If you’re feeling the need for a power nap after a night of poor sleep, consider a short exercise session instead. New research suggests it can effectively counteract the decrease in cognitive function caused by a restless night. The study, led by researchers from the University of Portsmouth in the UK, provides interesting new insights into how exercise benefits our bodies – even in low oxygen environments.
The study involved two experiments, each with 12 healthy adult participants. One experiment tested cognitive performance after three nights of partial sleep deprivation (PSD), and the other tested after one night of total sleep deprivation (TSD) in a state of hypoxia (low body oxygen), compared to a normal amount of sleep.
The results showed that just 20 minutes of exercise on an exercise bike improved brain function in all conditions: PSD, TSD, and hypoxia. This finding is particularly useful for a wide range of people, from new parents to mountain climbers.
“We know from existing research that exercise improves or maintains our cognitive performance, even when oxygen levels are reduced,” says exercise physiologist Joe Costello from the University of Portsmouth. “But this is the first study to suggest it also improves cognitive performance after both full and partial sleep deprivation, and when combined with hypoxia.”

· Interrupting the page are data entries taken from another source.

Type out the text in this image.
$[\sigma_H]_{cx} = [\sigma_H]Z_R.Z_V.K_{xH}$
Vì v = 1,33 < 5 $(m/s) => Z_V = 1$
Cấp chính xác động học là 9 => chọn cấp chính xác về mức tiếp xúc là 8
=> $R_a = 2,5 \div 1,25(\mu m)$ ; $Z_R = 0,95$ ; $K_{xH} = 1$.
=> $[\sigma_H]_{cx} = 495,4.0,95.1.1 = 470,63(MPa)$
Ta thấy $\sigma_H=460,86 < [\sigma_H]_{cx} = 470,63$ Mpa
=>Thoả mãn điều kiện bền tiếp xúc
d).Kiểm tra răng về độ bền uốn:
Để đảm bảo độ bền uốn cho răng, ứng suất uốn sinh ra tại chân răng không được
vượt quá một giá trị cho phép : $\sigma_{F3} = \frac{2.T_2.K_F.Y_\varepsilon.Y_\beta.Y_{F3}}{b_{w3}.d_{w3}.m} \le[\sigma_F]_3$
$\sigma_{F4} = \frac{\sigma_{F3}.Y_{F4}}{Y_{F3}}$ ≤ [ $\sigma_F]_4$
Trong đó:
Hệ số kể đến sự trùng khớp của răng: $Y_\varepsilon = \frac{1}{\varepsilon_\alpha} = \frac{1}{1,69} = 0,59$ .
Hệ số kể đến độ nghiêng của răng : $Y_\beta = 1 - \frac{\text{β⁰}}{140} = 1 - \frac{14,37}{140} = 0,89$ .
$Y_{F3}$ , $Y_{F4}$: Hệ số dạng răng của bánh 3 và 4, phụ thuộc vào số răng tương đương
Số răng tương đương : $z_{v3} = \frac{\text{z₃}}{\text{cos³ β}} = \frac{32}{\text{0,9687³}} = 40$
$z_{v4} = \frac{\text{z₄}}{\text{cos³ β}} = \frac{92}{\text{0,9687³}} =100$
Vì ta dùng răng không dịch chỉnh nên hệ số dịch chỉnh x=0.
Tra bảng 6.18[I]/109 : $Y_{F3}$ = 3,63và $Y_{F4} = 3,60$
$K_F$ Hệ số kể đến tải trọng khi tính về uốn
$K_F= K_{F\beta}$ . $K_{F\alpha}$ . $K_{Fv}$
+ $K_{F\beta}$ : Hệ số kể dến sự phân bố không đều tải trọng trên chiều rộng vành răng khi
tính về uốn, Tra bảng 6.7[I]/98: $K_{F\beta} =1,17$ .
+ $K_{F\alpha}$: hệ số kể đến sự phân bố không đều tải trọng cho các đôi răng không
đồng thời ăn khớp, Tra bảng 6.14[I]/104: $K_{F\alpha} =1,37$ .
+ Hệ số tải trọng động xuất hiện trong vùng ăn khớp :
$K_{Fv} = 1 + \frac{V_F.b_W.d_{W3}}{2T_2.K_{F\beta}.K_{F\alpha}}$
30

Although the link between exercise and brain function has already been established, this study provides further evidence. For example, it’s typically thought that exercise benefits the brain by providing it with extra oxygen, but this study showed cognitive improvements even in low oxygen environments. This suggests that other factors, such as brain-regulating hormones, could be involved, or perhaps increased arousal and motivation.
Additional research will be required to delve deeper into these findings, but the study provides valuable new information about the relationship between sleep, exercise, and cognitive ability. It’s important to note that sleep deprivation is often experienced in combination with other stressors, such as disruptions to sleep patterns caused by traveling to high altitude.
Research suggests that around 43 percent of people don’t get the recommended 7-9 hours of sleep per night, which can have significant impacts on physical and mental health. However, the study’s findings show that we may be able to quickly reverse the negative effects of sleep deprivation through exercise.
“The findings significantly add to what we know about the relationship between exercise and these stressors, and help to reinforce the message that movement is medicine for the body and the brain,” says Costello. The research has been published in Physiology & Behavior.